Dottorato di ricerca in
Filosofia (estetica ed etica), 20 Ciclo. DOI 10.6092/unibo/amsdottorato/835.
Documenti full-text disponibili:
Abstract
L’ermeneutica filosofica di Hans-Georg Gadamer – indubbiamente uno dei capisaldi del
pensiero novecentesco – rappresenta una filosofia molto composita, sfaccettata e articolata, per così
dire formata da una molteplicità di dimensioni diverse che si intrecciano l’una con l’altra. Ciò
risulta evidente già da un semplice sguardo alla composizione interna della sua opera principale,
Wahrheit und Methode (1960), nella quale si presenta una teoria del comprendere che prende in
esame tre differenti dimensioni dell’esperienza umana – arte, storia e linguaggio – ovviamente
concepite come fondamentalmente correlate tra loro. Ma questo quadro d’insieme si complica
notevolmente non appena si prendano in esame perlomeno alcuni dei numerosi contributi che
Gadamer ha scritto e pubblicato prima e dopo il suo opus magnum: contributi che testimoniano
l’importante presenza nel suo pensiero di altre tematiche. Di tale complessità, però, non sempre gli
interpreti di Gadamer hanno tenuto pienamente conto, visto che una gran parte dei contributi
esegetici sul suo pensiero risultano essenzialmente incentrati sul capolavoro del 1960 (ed in
particolare sui problemi della legittimazione delle Geisteswissenschaften), dedicando invece minore
attenzione agli altri percorsi che egli ha seguito e, in particolare, alla dimensione propriamente etica
e politica della sua filosofia ermeneutica. Inoltre, mi sembra che non sempre si sia prestata la giusta
attenzione alla fondamentale unitarietà – da non confondere con una presunta “sistematicità”, da
Gadamer esplicitamente respinta – che a dispetto dell’indubbia molteplicità ed eterogeneità del
pensiero gadameriano comunque vige al suo interno.

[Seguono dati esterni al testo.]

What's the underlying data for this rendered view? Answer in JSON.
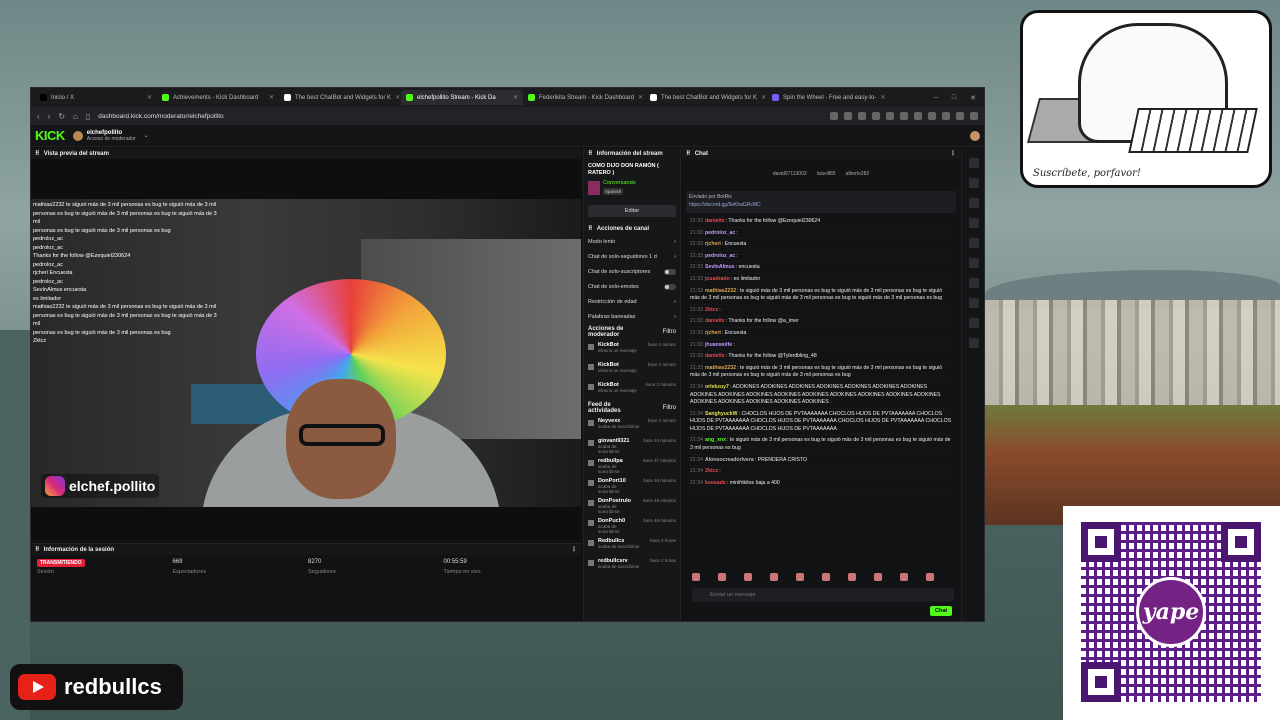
{
  "overlay": {
    "mascot_caption": "Suscríbete, porfavor!",
    "youtube_handle": "redbullcs",
    "instagram_handle": "elchef.pollito",
    "qr_brand": "yape"
  },
  "browser": {
    "tabs": [
      {
        "label": "Inicio / X",
        "color": "#000000"
      },
      {
        "label": "Achievements - Kick Dashboard",
        "color": "#53fc18"
      },
      {
        "label": "The best ChatBot and Widgets for K",
        "color": "#ffffff"
      },
      {
        "label": "elchefpollito Stream - Kick Da",
        "color": "#53fc18"
      },
      {
        "label": "Federikita Stream - Kick Dashboard",
        "color": "#53fc18"
      },
      {
        "label": "The best ChatBot and Widgets for K",
        "color": "#ffffff"
      },
      {
        "label": "Spin the Wheel - Free and easy-to-",
        "color": "#7a5af8"
      }
    ],
    "active_tab": 3,
    "url": "dashboard.kick.com/moderator/elchefpollito"
  },
  "app": {
    "logo": "KICK",
    "channel_name": "elchefpollito",
    "channel_role": "Acceso de moderador"
  },
  "stream_preview": {
    "title": "Vista previa del stream",
    "overlay_chat": [
      "mathias2232 te siguió más de 3 mil personas es bug te siguió más de 3 mil",
      "personas es bug te siguió más de 3 mil personas es bug te siguió más de 3 mil",
      "personas es bug te siguió más de 3 mil personas es bug",
      "pedroloz_ac",
      "pedroloz_ac",
      "Thanks for the follow @Ezequiel230624",
      "pedroloz_ac",
      "rjcheri Encuesta",
      "pedroloz_ac",
      "SevInAlmus encuesta",
      "es limitador",
      "mathias2232 te siguió más de 3 mil personas es bug te siguió más de 3 mil",
      "personas es bug te siguió más de 3 mil personas es bug te siguió más de 3 mil",
      "personas es bug te siguió más de 3 mil personas es bug",
      "Zktcz"
    ]
  },
  "session": {
    "title": "Información de la sesión",
    "live_badge": "TRANSMITIENDO",
    "stats": [
      {
        "value": "",
        "label": "Sesión"
      },
      {
        "value": "669",
        "label": "Espectadores"
      },
      {
        "value": "8270",
        "label": "Seguidores"
      },
      {
        "value": "00:55:59",
        "label": "Tiempo en vivo"
      }
    ]
  },
  "stream_info": {
    "title": "Información del stream",
    "stream_title": "COMO DIJO DON RAMÓN ( RATERO )",
    "category": "Conversando",
    "tag": "Spanish",
    "edit_label": "Editar"
  },
  "channel_actions": {
    "title": "Acciones de canal",
    "items": [
      {
        "label": "Modo lento",
        "kind": "arrow"
      },
      {
        "label": "Chat de solo-seguidores 1 d",
        "kind": "arrow"
      },
      {
        "label": "Chat de solo-suscriptores",
        "kind": "toggle"
      },
      {
        "label": "Chat de solo-emotes",
        "kind": "toggle"
      },
      {
        "label": "Restricción de edad",
        "kind": "arrow"
      },
      {
        "label": "Palabras baneadas",
        "kind": "arrow"
      }
    ]
  },
  "mod_actions": {
    "title": "Acciones de moderador",
    "filter": "Filtro",
    "items": [
      {
        "name": "KickBot",
        "desc": "eliminó un mensaje",
        "time": "hace 1 minuto"
      },
      {
        "name": "KickBot",
        "desc": "eliminó un mensaje",
        "time": "hace 1 minuto"
      },
      {
        "name": "KickBot",
        "desc": "eliminó un mensaje",
        "time": "hace 2 minutos"
      }
    ]
  },
  "activity_feed": {
    "title": "Feed de actividades",
    "filter": "Filtro",
    "items": [
      {
        "name": "Neyvexx",
        "desc": "acaba de suscribirse",
        "time": "hace 1 minuto"
      },
      {
        "name": "giovani9321",
        "desc": "acaba de suscribirse",
        "time": "hace 24 minutos"
      },
      {
        "name": "redbullpa",
        "desc": "acaba de suscribirse",
        "time": "hace 37 minutos"
      },
      {
        "name": "DonPort10",
        "desc": "acaba de suscribirse",
        "time": "hace 38 minutos"
      },
      {
        "name": "DonPostrulo",
        "desc": "acaba de suscribirse",
        "time": "hace 48 minutos"
      },
      {
        "name": "DonPuch0",
        "desc": "acaba de suscribirse",
        "time": "hace 49 minutos"
      },
      {
        "name": "Redbullcs",
        "desc": "acaba de suscribirse",
        "time": "hace 2 horas"
      },
      {
        "name": "redbullcsrv",
        "desc": "acaba de suscribirse",
        "time": "hace 2 horas"
      }
    ]
  },
  "chat": {
    "title": "Chat",
    "leaderboard": [
      "david07113003",
      "luisvill85",
      "alberto282"
    ],
    "pinned_by": "Enviado por BotRix",
    "pinned_link": "https://discord.gg/5eKhaGRcMC",
    "messages": [
      {
        "ts": "21:33",
        "user": "danieltx",
        "color": "#e94b4b",
        "text": "Thanks for the follow @Ezequiel230624"
      },
      {
        "ts": "21:33",
        "user": "pedroloz_ac",
        "color": "#c59cff",
        "text": ""
      },
      {
        "ts": "21:33",
        "user": "rjcheri",
        "color": "#e0a84e",
        "text": "Encuesta"
      },
      {
        "ts": "21:33",
        "user": "pedroloz_ac",
        "color": "#c59cff",
        "text": ""
      },
      {
        "ts": "21:33",
        "user": "SevInAlmus",
        "color": "#c59cff",
        "text": "encuesta"
      },
      {
        "ts": "21:33",
        "user": "jcuadrado",
        "color": "#e94b4b",
        "text": "es limitador"
      },
      {
        "ts": "21:33",
        "user": "mathias2232",
        "color": "#e0a84e",
        "text": "te siguió más de 3 mil personas es bug te siguió más de 3 mil personas es bug te siguió más de 3 mil personas es bug te siguió más de 3 mil personas es bug te siguió más de 3 mil personas es bug"
      },
      {
        "ts": "21:33",
        "user": "Zktcz",
        "color": "#e94b4b",
        "text": ""
      },
      {
        "ts": "21:33",
        "user": "danieltx",
        "color": "#e94b4b",
        "text": "Thanks for the follow @a_imer"
      },
      {
        "ts": "21:33",
        "user": "rjcheri",
        "color": "#e0a84e",
        "text": "Encuesta"
      },
      {
        "ts": "21:33",
        "user": "jhuanwolfe",
        "color": "#c59cff",
        "text": ""
      },
      {
        "ts": "21:33",
        "user": "danieltx",
        "color": "#e94b4b",
        "text": "Thanks for the follow @Tylerdbling_48"
      },
      {
        "ts": "21:33",
        "user": "mathias2232",
        "color": "#e0a84e",
        "text": "te siguió más de 3 mil personas es bug te siguió más de 3 mil personas es bug te siguió más de 3 mil personas es bug te siguió más de 3 mil personas es bug"
      },
      {
        "ts": "21:34",
        "user": "orlekzuy7",
        "color": "#e0e04e",
        "text": "ADOKINES ADOKINES ADOKINES ADOKINES ADOKINES ADOKINES ADOKINES ADOKINES ADOKINES ADOKINES ADOKINES ADOKINES ADOKINES ADOKINES ADOKINES ADOKINES ADOKINES ADOKINES ADOKINES ADOKINES ADOKINES"
      },
      {
        "ts": "21:34",
        "user": "SanghyuckW",
        "color": "#e0e04e",
        "text": "CHOCLOS HIJOS DE PVTAAAAAAA CHOCLOS HIJOS DE PVTAAAAAAA CHOCLOS HIJOS DE PVTAAAAAAA CHOCLOS HIJOS DE PVTAAAAAAA CHOCLOS HIJOS DE PVTAAAAAAA CHOCLOS HIJOS DE PVTAAAAAAA CHOCLOS HIJOS DE PVTAAAAAAA"
      },
      {
        "ts": "21:34",
        "user": "ang_xnx",
        "color": "#53fc18",
        "text": "te siguió más de 3 mil personas es bug te siguió más de 3 mil personas es bug te siguió más de 3 mil personas es bug"
      },
      {
        "ts": "21:34",
        "user": "Alonsocreadorlvera",
        "color": "#bbbbbb",
        "text": "PRENDERA CRISTO"
      },
      {
        "ts": "21:34",
        "user": "Zktcz",
        "color": "#e94b4b",
        "text": ""
      },
      {
        "ts": "21:34",
        "user": "ksosadx",
        "color": "#e94b4b",
        "text": "minifrikitos baja a 400"
      }
    ],
    "input_placeholder": "Enviar un mensaje",
    "send_label": "Chat"
  }
}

La mia tesi, dunque, è che estetica e scienze umane, filosofia del linguaggio e filosofia
morale, dialogo con i Greci e confronto critico col pensiero moderno, considerazioni su
problematiche antropologiche e riflessioni sulla nostra attualità sociopolitica e tecnoscientifica,
rappresentino le diverse dimensioni di un solo pensiero, le quali in qualche modo vengono a
convergere verso un unico centro. Un centro “unificante” che, a mio avviso, va individuato in
quello che potremmo chiamare il disagio della modernità. In altre parole, mi sembra cioè che tutta
la riflessione filosofica di Gadamer, in fondo, scaturisca dalla presa d’atto di una situazione di crisi
o disagio nella quale si troverebbero oggi il nostro mondo e la nostra civiltà. Una crisi che, data la
sua profondità e complessità, si è per così dire “ramificata” in molteplici direzioni, andando ad
investire svariati ambiti dell’esistenza umana. Ambiti che pertanto vengono analizzati e indagati da
Gadamer con occhio critico, cercando di far emergere i principali nodi problematici e, alla luce di
ciò, di avanzare proposte alternative, rimedi, “correttivi” e possibili soluzioni. A partire da una tale
comprensione di fondo, la mia ricerca si articola allora in tre grandi sezioni dedicate rispettivamente
alla pars destruens dell’ermeneutica gadameriana (prima e seconda sezione) ed alla sua pars
costruens (terza sezione).
Nella prima sezione – intitolata Una fenomenologia della modernità: i molteplici sintomi
della crisi – dopo aver evidenziato come buona parte della filosofia del Novecento sia stata
dominata dall’idea di una crisi in cui verserebbe attualmente la civiltà occidentale, e come anche
l’ermeneutica di Gadamer possa essere fatta rientrare in questo discorso filosofico di fondo, cerco di
illustrare uno per volta quelli che, agli occhi del filosofo di Verità e metodo, rappresentano i
principali sintomi della crisi attuale. Tali sintomi includono: le patologie socioeconomiche del
nostro mondo “amministrato” e burocratizzato; l’indiscriminata espansione planetaria dello stile di
vita occidentale a danno di altre culture; la crisi dei valori e delle certezze, con la concomitante
diffusione di relativismo, scetticismo e nichilismo; la crescente incapacità a relazionarsi in maniera
adeguata e significativa all’arte, alla poesia e alla cultura, sempre più degradate a mero
entertainment; infine, le problematiche legate alla diffusione di armi di distruzione di massa, alla
concreta possibilità di una catastrofe ecologica ed alle inquietanti prospettive dischiuse da alcune
recenti scoperte scientifiche (soprattutto nell’ambito della genetica).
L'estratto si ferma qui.